Ce travail profitera non seulement à l’Ontario, mais aussi aux autres provinces. Les Drs Lavis et Reid ont présenté un cadre générique que tous peuvent utiliser en Nouvelle-Écosse, à Terre-Neuve-et-Labrador, en Saskatchewan et en Colombie-Britannique, et ils le présenteront bientôt au Manitoba. L’objectif est d’aider les gens à cerner les lacunes, à harmoniser les ressources existantes dans leur province et à imaginer ce qui peut se produire lorsque tous les engrenages du système de santé fonctionnent à l’unisson.
« Nous essayons d’amener les gens à comprendre qu’il faut que tous les engrenages soient actifs pour que le système de santé apprenant fonctionne. »
La prochaine étape?
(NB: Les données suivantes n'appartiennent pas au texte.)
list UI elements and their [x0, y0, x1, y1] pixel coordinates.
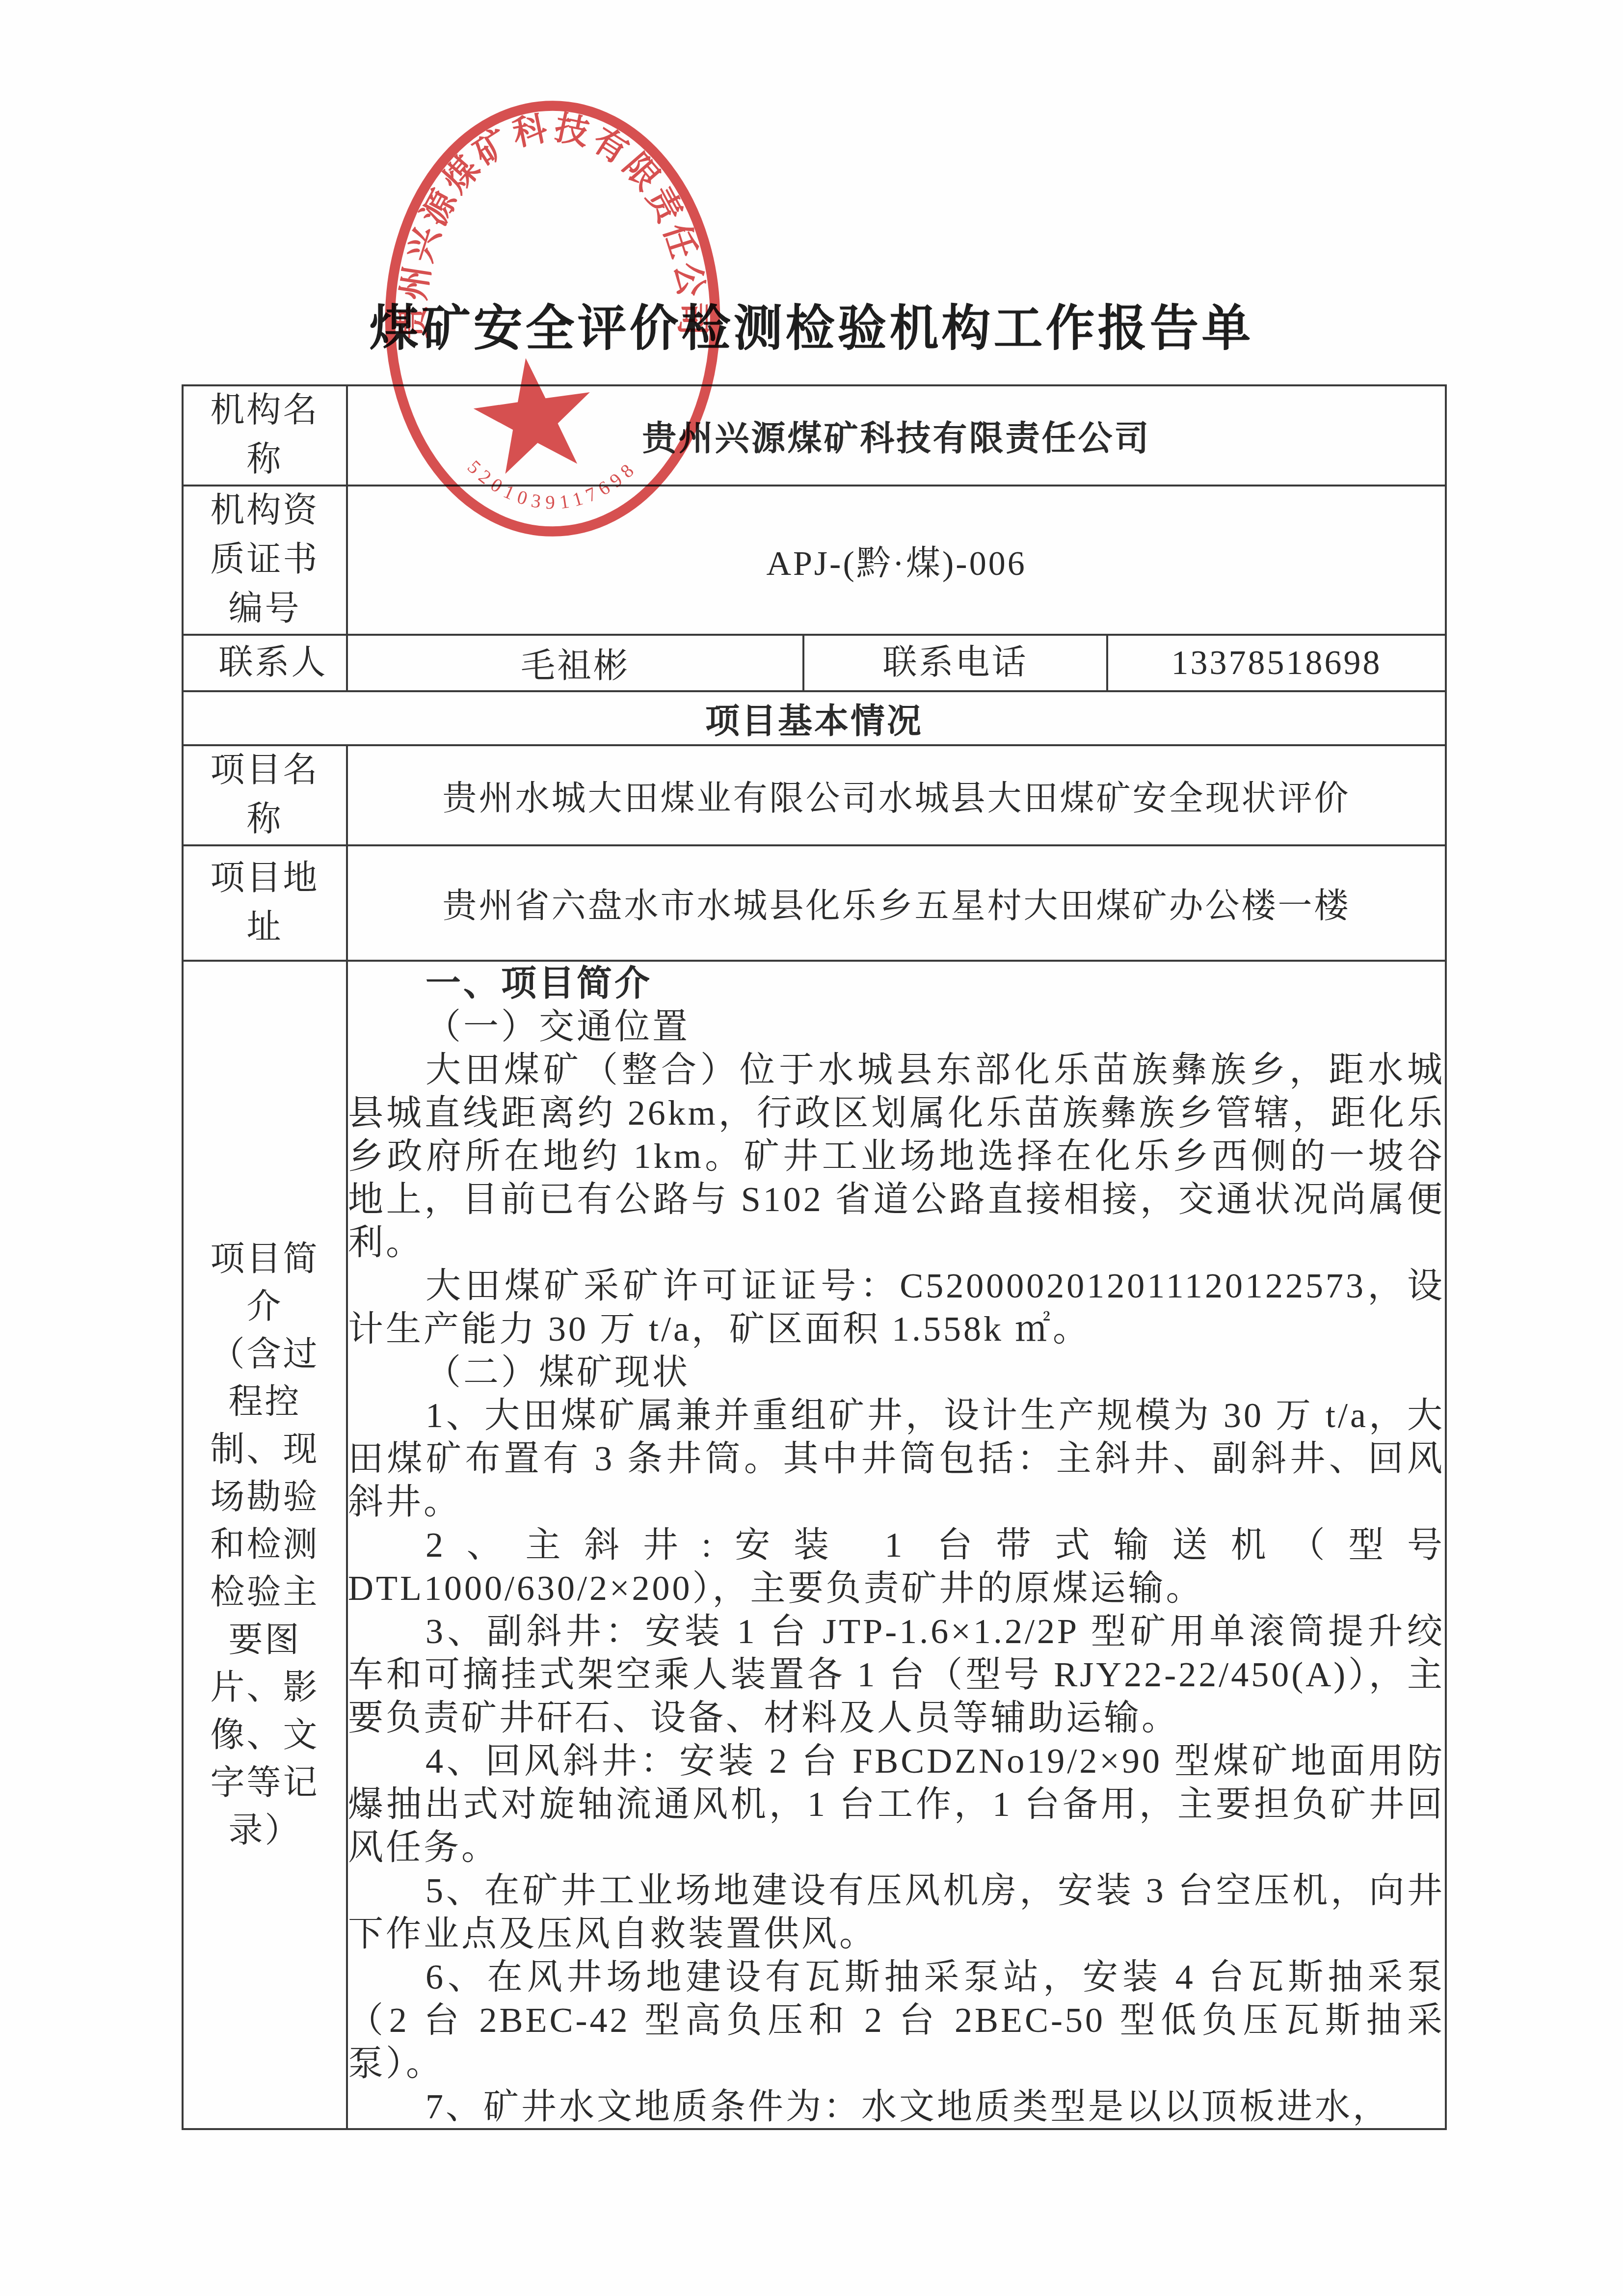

Une séance de suivi pour les ministères de l’Ontario, puis une autre pour les cadres supérieurs des hôpitaux, des services de soins à domicile et d’autres secteurs qui tentent de comprendre comment cette approche pourrait catalyser leur travail.
L’objectif du Dr Lavis est de propager cet état d’esprit dans l’ensemble du système de santé, en intégrant en temps réel l’apprentissage et l’amélioration continue pour bonifier les résultats de façon équitable.